Many thanks for the proposal! I’m at the really beginning of my journey with Nix so, it seems that I’m heading serious challenges .
I think this is my problem but I wasn’t able to remove secure boot … Feel dumb.
You shouldn’t! It’s easy to forget how complicated computers are. It sounds like you’re solving a problem that you don’t know much about yet, you’re looking for help in the right place, and that’s 99% of computer troubleshooting.
Normally, when you boot the USB drive, you’ll get a menu with boot options for NixOS. If you get an error message that the drive can’t be booted instead, that’s probably caused by having Secure Boot enabled (it’s enabled by default).
To disable Secure Boot, reboot into the firmware setup, select “Administer Secure Boot” and set “Enforce Secure Boot” to Disabled. You can get to firmware setup by repeatedly pressing F2 when the laptop is first turning on or by running sudo systemctl reboot --firmware-setup
from another Linux distro (some are signed and can be booted with Secure Boot enabled).

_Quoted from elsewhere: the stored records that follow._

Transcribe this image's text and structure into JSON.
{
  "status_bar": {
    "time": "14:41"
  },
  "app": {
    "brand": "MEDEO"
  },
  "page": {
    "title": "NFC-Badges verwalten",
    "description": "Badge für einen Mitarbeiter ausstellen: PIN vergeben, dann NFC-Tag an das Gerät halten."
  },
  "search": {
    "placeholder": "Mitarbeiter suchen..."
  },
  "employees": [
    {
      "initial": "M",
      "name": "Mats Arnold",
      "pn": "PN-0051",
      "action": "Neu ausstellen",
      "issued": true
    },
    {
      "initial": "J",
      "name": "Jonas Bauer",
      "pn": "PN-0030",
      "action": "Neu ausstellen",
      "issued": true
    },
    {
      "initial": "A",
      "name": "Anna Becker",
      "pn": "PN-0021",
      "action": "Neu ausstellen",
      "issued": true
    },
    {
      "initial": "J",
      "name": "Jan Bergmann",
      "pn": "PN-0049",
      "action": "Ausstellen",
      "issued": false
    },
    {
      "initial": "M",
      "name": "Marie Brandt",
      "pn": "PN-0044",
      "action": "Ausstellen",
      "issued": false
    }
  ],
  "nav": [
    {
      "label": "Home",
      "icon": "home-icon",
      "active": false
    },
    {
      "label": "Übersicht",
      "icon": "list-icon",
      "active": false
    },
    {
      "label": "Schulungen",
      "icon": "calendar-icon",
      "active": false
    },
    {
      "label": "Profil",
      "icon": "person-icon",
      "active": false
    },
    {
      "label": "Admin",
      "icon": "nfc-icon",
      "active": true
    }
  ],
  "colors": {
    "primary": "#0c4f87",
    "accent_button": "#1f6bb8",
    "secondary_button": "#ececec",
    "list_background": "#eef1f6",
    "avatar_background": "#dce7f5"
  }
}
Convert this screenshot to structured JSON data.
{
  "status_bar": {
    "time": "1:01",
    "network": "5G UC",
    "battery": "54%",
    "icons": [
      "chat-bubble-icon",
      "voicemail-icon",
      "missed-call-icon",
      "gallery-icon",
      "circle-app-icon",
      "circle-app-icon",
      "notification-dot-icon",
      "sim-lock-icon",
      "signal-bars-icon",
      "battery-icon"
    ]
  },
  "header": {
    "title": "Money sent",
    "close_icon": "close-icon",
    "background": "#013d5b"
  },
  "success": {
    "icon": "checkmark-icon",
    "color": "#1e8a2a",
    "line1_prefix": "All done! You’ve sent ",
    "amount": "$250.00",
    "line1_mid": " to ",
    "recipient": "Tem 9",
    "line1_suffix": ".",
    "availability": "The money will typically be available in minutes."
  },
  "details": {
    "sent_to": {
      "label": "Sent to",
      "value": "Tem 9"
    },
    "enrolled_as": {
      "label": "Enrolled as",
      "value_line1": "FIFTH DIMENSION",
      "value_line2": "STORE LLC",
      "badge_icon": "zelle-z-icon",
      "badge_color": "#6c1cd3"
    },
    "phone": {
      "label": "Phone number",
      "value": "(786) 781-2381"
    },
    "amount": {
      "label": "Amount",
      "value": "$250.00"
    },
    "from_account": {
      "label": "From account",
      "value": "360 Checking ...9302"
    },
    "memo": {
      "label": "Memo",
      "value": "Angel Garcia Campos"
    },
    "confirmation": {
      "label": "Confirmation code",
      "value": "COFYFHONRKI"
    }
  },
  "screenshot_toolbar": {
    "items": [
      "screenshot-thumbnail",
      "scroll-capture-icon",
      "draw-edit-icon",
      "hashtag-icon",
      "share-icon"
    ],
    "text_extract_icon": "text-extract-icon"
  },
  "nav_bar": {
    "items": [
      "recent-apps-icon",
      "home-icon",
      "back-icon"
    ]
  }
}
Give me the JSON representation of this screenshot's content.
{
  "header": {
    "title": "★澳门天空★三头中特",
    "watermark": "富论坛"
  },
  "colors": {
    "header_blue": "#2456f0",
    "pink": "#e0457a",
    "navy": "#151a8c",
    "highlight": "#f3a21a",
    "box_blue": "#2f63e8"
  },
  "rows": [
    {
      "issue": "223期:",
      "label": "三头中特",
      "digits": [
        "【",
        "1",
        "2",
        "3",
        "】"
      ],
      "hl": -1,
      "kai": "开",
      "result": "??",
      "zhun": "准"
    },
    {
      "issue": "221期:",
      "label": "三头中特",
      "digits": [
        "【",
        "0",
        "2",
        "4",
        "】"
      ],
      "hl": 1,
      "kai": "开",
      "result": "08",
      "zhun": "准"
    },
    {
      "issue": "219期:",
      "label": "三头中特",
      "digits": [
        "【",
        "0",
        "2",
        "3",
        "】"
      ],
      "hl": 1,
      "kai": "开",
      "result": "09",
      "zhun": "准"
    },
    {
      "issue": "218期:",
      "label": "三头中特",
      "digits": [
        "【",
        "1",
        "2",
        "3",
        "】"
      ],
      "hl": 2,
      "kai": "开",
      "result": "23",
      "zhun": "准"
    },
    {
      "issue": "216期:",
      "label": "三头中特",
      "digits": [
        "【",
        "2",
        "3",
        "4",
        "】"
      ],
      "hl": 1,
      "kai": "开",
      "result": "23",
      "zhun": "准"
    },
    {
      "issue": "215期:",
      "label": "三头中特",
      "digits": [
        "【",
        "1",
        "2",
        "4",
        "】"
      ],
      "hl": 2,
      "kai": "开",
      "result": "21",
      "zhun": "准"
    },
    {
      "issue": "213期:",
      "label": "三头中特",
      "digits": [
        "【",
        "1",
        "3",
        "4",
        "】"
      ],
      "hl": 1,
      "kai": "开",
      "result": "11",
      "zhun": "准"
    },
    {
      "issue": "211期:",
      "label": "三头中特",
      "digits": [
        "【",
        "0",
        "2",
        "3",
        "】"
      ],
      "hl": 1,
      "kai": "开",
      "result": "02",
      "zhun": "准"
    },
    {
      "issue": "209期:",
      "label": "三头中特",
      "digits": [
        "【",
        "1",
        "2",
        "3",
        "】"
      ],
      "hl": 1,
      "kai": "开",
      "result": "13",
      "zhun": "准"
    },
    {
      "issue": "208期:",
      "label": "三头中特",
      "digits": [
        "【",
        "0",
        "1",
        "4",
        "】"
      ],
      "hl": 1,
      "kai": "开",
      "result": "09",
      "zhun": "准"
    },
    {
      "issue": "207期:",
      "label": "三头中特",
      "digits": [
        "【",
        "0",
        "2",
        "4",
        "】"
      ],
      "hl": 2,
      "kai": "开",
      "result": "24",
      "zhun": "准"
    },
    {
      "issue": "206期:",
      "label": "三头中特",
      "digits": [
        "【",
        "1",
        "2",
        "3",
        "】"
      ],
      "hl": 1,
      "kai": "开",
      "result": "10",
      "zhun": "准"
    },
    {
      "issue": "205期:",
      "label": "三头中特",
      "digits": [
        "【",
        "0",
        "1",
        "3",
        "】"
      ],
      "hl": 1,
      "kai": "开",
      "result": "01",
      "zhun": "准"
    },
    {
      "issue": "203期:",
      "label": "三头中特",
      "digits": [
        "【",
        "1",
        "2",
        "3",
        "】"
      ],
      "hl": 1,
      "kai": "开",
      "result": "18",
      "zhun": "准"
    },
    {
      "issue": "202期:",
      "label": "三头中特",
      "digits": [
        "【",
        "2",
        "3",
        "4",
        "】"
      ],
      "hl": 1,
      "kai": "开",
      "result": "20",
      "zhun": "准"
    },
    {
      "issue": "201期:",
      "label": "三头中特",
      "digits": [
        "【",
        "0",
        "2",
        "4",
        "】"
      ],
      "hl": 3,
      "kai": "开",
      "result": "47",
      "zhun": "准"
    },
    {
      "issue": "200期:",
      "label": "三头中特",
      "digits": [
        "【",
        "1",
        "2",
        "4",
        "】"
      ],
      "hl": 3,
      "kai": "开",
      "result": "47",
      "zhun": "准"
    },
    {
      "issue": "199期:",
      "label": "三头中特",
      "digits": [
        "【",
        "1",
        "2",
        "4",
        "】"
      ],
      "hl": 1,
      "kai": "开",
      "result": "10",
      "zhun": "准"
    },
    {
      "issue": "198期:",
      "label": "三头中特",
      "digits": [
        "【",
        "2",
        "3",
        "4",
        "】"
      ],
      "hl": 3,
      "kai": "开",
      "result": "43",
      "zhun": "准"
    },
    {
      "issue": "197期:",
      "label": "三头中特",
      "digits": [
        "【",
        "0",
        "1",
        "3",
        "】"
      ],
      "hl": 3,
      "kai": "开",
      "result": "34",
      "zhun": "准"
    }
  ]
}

Correct audio config for Framework 16.
Hello, here is my configuration.nix:
specifically the audio config:
# Audio
security.rtkit.enable = true;
# hardware.pulseaudio.enable = false;
services.pipewire = {
enable = true;
alsa.enable = true;
alsa.support32Bit = true;
pulse.enable = true;
jack.enable = true;
};
This audio config has been partially stolen from other configs I have seen.
Bios setting for audio has been set to compatibility linux
I have no idea if this is correct, the speakers work but I noticed the audio is quieter than they should be. I think i had working audio previously that was louder but that was such early days I don’t think I captured that config in my git. Any suggestions? Thanks.
For anyone using hyprland and easyeffects you could add “exec-once = easyeffects --gapplication-service” in the wayland.windowManager.hyprland , extraConfig to have it load with your sound defaults at startup.